Before moving to Hawaii I expected that local businesses would be much more sophisticated in dealing with the Japanese market. After all, I reasoned, they have a large population of Japanese Americans, and have been serving the market for decades, full blast since the mid 1980s. And yet most don’t seem to know what their Japanese visitors want. (I was disappointed to learn that Hawaii has very limited knowledge of this market but it’s translated into work so it’s all good.)
The biggest obstacle in getting feedback from Japanese customers is their tendency to clam up when service falls short of expectations. They’d much rather stew in their own juice, tell all their friends and family–everyone except the business that wronged them. Then they protest with their wallets by never returning. This is all invisible to the offending business, of course. And the delusional proprietor carries on believing everything is hunky-dory so there’s no motivation to improve. Ignorance is indeed bliss.

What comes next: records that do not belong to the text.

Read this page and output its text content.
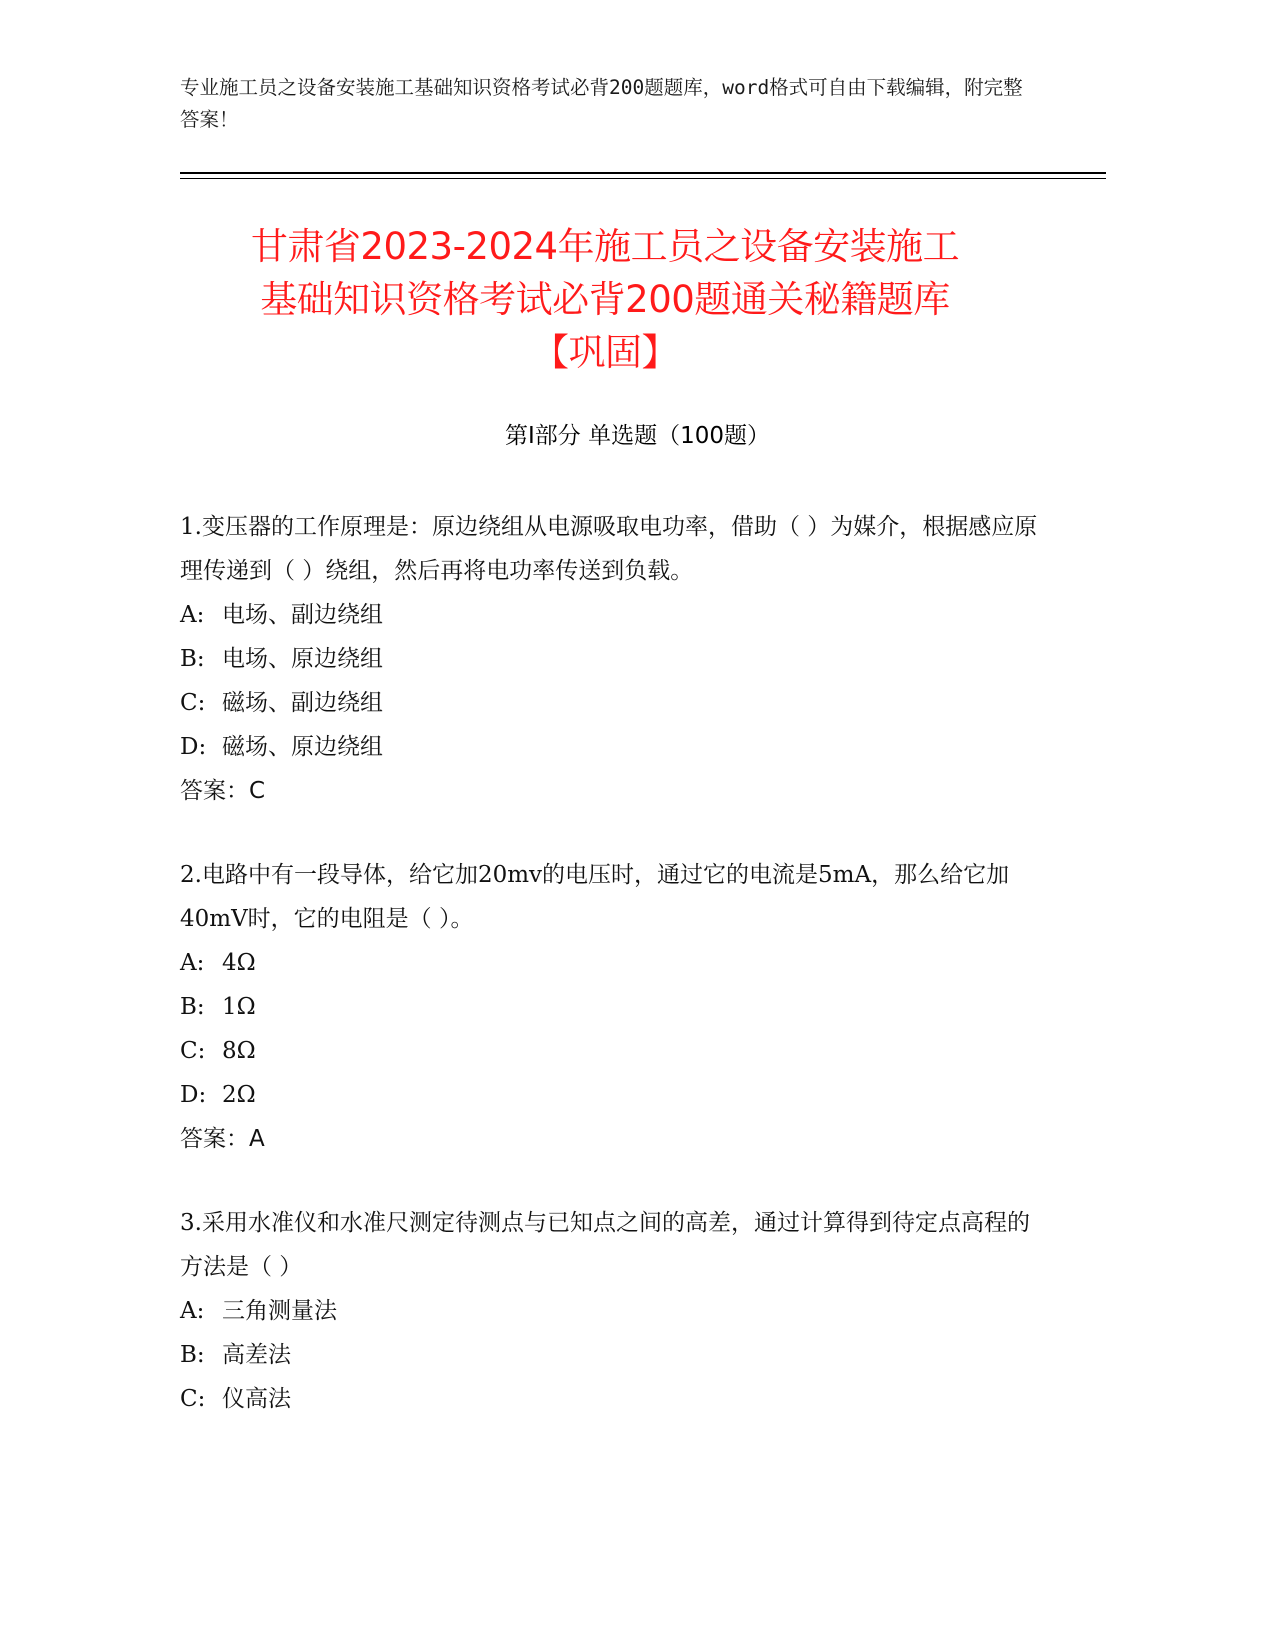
专业施工员之设备安装施工基础知识资格考试必背200题题库，word格式可自由下载编辑，附完整答案！
甘肃省2023-2024年施工员之设备安装施工
基础知识资格考试必背200题通关秘籍题库
【巩固】
第Ⅰ部分 单选题（100题）
1.变压器的工作原理是：原边绕组从电源吸取电功率，借助（ ）为媒介，根据感应原理传递到（ ）绕组，然后再将电功率传送到负载。
A: 电场、副边绕组
B: 电场、原边绕组
C: 磁场、副边绕组
D: 磁场、原边绕组
答案：C
2.电路中有一段导体，给它加20mv的电压时，通过它的电流是5mA，那么给它加40mV时，它的电阻是（ ）。
A: 4Ω
B: 1Ω
C: 8Ω
D: 2Ω
答案：A
3.采用水准仪和水准尺测定待测点与已知点之间的高差，通过计算得到待定点高程的方法是（ ）
A: 三角测量法
B: 高差法
C: 仪高法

The only thing worse than a customer that knows enough to be dangerous is a vendor with the same problem. When dealing with this kind of vendor we exercise one of two options: develop the vendor until they are no longer dangerous, or, in the event the vendor doesn’t want to improve, “set them free”. This is our last resort, an option we exercise only when the educational approach is rejected, or when it doesn’t yield the desired result.

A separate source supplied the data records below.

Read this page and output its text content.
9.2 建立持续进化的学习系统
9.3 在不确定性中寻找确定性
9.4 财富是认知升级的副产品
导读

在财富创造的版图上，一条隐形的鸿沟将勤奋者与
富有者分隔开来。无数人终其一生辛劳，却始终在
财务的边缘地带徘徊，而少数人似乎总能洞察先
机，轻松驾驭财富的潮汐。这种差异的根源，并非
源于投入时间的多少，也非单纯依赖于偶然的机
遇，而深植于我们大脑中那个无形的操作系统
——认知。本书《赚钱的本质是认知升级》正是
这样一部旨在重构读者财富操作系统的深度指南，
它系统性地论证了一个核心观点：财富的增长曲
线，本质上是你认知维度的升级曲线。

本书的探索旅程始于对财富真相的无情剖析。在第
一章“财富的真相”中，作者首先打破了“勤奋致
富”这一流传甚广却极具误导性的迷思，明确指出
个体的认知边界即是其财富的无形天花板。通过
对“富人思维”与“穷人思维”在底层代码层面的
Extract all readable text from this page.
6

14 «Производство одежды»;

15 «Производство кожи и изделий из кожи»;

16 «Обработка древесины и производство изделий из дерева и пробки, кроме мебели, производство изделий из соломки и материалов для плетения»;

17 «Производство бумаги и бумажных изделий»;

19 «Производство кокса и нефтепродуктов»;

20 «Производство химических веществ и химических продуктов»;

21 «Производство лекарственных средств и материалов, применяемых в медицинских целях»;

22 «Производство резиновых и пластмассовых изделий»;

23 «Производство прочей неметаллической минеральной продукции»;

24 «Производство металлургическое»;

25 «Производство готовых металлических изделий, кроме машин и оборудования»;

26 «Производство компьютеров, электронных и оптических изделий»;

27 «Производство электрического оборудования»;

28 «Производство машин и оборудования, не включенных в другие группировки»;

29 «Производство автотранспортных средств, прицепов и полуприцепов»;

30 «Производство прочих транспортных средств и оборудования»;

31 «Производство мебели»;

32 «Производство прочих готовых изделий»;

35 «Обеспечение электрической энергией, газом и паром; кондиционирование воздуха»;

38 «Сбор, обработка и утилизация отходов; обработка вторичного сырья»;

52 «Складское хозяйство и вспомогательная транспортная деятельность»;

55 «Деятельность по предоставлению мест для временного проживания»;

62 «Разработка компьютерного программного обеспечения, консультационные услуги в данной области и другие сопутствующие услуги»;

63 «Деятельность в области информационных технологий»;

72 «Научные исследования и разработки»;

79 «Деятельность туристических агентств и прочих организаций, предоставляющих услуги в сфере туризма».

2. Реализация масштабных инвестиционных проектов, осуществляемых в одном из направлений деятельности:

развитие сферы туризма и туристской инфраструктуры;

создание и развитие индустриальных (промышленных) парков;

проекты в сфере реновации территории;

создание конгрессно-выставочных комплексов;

We currently have a cadre of quality vendors serving our Japanese client base. It took several years to weed out the riffraff –and it’s absolutely an ongoing process–but we’ve stabilized. “Positive feedback” comes in the form of repeat business.
Am I Nuts?
Just enough to be proud of it.
Drilling down to root cause, organizations that “know-enough-to-be-dangerous” lack humility. Humility is important to our business because it’s a useful indicator of two other key values: integrity and quality.
We won’t do business with organizations that lack integrity. Nor will we do business with organizations not committed to improving.
Quality service is impossible without quality communication. Quality communication is built on a foundation of common values, education, strategy and effective execution. Interpretation happens within the parameters of a broader communication context. If you believe an interpreter can transform you into an effective cross-cultural coordinator then good luck and sayonara: you know enough to be dangerous!
It may seem like bad business karma–perhaps even a bit snooty–to decline work from companies that fail to meet our criteria. Truth is we’re too busy to worry about it. Our time is better spent developing a quality client base, and nurturing suppliers humble enough to keep improving.
Would we turn down business in a recession? We feel blessed to have this option, but the answer is absolutely if the chemistry isn’t right. But I submit that because we spent the last decade developing top-shelf clients and vendors, we have the luxury of making these choices today.